Una de les oportunidades del sector tecnológico catalán es la digitalización de la sociedad y la transversalidad de la demanda a todos los sectores. Esta es una de las principales conclusiones que se extraen del Barómetro del sector tecnológico de Cataluña 2016, presentado la semana pasada por la fundación CTecno (Círculo Tecnológico de Cataluña). Según el estudio, “la tecnología está tomando cada vez un papel más capital en la vida diaria de las personas” y “este hecho comporta que las personas estén acostumbradas a la tecnología y la demanden también en su lugar de trabajo”. El barómetro habla de una demanda potencial que crece constantemente pero poco innovadora, es decir que prioriza el precio y las soluciones frente a soluciones emprendedoras.

La demanda aún considera la Transformación Digital como un desafío tecnológico en lugar de un cambio en la manera de trabajar. La diferente percepción entre oferta y demanda muestra dificultades de comunicación entre ambos. Esta visión se traslada a la hora de confeccionar la oferta de productos/servicios, ya que la cobertura que se ofrece se adapta a la visión que los agentes tecnológicos tienen de la demanda y no tanto a lu situación real de los clientes potenciales.

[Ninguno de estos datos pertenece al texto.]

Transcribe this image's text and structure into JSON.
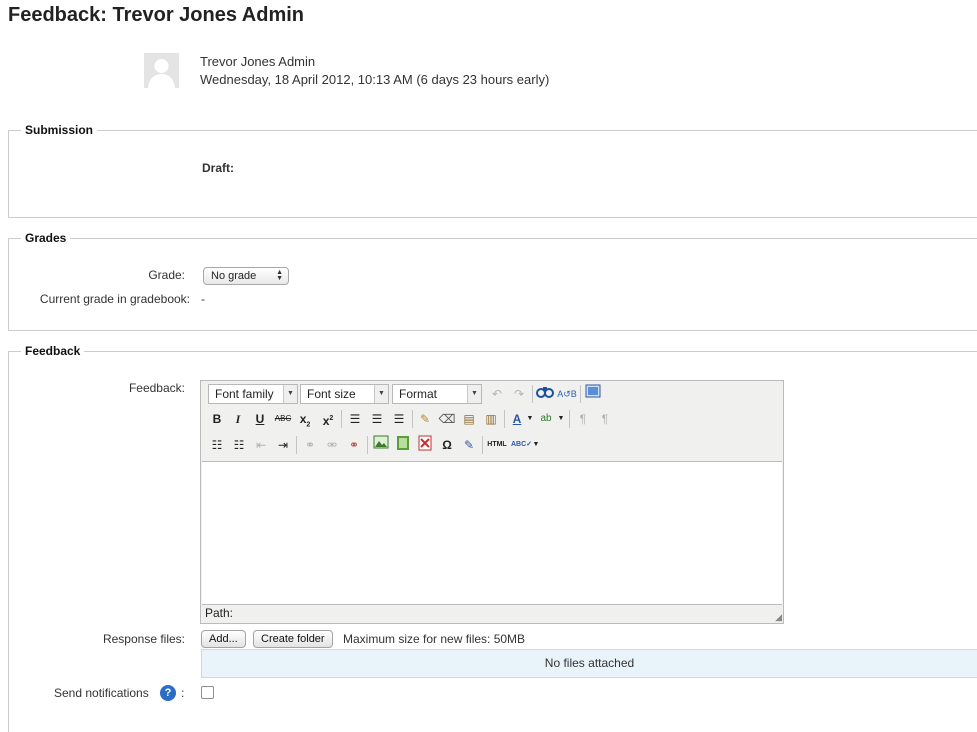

No obstante, las empresas de tecnología están realizando acciones para transformarse digitalmente, aunque no siempre estos pasos se entiendan dentro de la organización. Como detalle, es destacable que las empresas se consideren más digitales (afirmando tener sus procesos y las relaciones internas y externas basadas en tecnologías digitales) de lo que sus clientes perciben. 

Aunque no es lo mismo invertir en tecnología que transformarse digitalmente, de las encuestas del barómetro se deriva que la preparación para la transformación digital pasa por tener unos planes estratégicos de crecimiento con participación de la tecnología, y por lo tanto podemos decir que una mayoría de las empresas catalanas están predispuestas a afrontar este reto.

Comparado con el barómetro de 2015, el número de empresas que afirmar tener un plan estratégico de crecimiento ha aumentado, pasando de un 77% de los encuestados a un 84%; sin embargo, el peso de la tecnología dentro de estos planes ha disminuido.

Algunas de las conclusiones positivas que se extraen del estudio son que Cataluña tiene un carácter emprendedor e innovador. Como aspectos negativos del sector, se destaca -entre otros- la poca cultura de colaboración, la falta de profesionales (especialmente de mujeres) y una deficiente conexión entre formación y mundo laboral.